Склонилась над книгой приплода и начала быстро, сердито писать, диктуя себе: «Порядковый номер. Время рождения. Мать. Отец…»
Покрасневший, как столовая свекла, потный, задыхающийся Орешков бормотал виновато:
— Понял, понял. Больше не буду. — Потом зло ударил кулаком по столу. — Проклятая привычка!.. Работать по конной части я начал до революции, у помещика-самодура. Там и пристрастился к этой белиберде. И вот как въелась — до старости не могу вылечиться.
— Не мешайте работать. Раньше надо было кулаками стучать на вашего самодура. Я тут ни при чем, — нараспев, с доброй ноткой сказала Домна Борисовна. — Как записывать вашу Неврастенику? Скорей думайте — из-за вас сидим.
Отложила перо и, уже вполне успокоившаяся, выжидательно глядела на Орешкова, который гундосил:
— Эн-тэ… Эн-тэ…
— Мал вам русский язык?
— Помогите, Домнушка! — взмолился он.
— Нет, сами. Это вам в наказанье.
— Павел Мироныч, вы же давно придумали, — сказал Лутонин. — Помните — недотрога?

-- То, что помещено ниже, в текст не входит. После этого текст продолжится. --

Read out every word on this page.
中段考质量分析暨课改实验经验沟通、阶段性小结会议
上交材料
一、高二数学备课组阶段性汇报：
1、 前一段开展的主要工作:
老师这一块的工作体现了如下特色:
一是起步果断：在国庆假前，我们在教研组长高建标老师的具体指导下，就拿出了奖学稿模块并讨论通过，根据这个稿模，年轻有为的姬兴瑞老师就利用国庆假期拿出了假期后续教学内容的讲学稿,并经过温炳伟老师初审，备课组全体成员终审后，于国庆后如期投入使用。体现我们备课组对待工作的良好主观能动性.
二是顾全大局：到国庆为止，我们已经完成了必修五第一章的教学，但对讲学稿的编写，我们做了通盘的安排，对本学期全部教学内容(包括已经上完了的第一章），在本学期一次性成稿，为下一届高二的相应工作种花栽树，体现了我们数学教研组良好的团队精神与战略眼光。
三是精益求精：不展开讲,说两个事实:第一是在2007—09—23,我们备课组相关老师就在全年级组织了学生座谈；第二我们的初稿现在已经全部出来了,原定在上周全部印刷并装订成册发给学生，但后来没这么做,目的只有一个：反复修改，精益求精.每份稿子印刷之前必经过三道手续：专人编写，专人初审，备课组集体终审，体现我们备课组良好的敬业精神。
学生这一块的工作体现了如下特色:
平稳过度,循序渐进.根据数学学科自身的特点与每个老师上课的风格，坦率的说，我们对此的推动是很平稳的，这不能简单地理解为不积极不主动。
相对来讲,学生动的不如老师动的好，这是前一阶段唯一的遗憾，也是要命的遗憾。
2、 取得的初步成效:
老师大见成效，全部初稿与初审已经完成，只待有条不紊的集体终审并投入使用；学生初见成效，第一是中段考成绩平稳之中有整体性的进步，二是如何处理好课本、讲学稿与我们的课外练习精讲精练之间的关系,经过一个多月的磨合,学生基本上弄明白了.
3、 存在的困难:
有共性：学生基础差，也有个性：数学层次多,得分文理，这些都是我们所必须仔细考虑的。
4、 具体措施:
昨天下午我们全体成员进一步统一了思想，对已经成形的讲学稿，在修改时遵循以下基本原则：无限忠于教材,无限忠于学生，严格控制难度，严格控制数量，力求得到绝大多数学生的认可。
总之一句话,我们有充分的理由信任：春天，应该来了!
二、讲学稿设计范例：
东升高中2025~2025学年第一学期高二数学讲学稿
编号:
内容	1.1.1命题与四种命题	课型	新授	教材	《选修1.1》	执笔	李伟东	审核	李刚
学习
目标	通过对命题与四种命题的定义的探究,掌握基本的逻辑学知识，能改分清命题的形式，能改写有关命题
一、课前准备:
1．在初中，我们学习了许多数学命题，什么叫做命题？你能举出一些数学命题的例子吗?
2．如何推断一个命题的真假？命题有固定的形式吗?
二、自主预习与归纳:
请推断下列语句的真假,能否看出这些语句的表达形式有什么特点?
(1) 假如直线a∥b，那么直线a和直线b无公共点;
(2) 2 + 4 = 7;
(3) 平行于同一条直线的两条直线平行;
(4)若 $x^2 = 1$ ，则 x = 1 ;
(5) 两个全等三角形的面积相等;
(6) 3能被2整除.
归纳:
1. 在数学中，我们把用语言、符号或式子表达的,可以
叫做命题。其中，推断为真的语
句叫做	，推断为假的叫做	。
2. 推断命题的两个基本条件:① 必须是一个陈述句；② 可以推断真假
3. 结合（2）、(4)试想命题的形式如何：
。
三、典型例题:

— Я согласна, жаль только, что нельзя произвести ласкательное, — заметила Домна Борисовна.
— А можно, — Павел Мироныч просиял весь. — Недотрожка.
— Слава богу, немного получше Неврастениченьки.
И записала: «Недотрога».
— Начнем по старшинству, — сказала она, открывая конюшню взрослых жеребцов.
Конюшня отличалась от родилки только в мелочах: не оштукатурена, переборки между стойлами не до потолка и двери решетчатые, чтобы кони могли знакомиться и сдружаться со своими соседями, а дежурный конюх — видеть их все время.
Остановились перед дверью, за которой был крупный рыжий жеребец. Подняв голову, он так внимательно глядел на окно, — следил ли за чем-то, задумался ли, — что не почуял подошедших.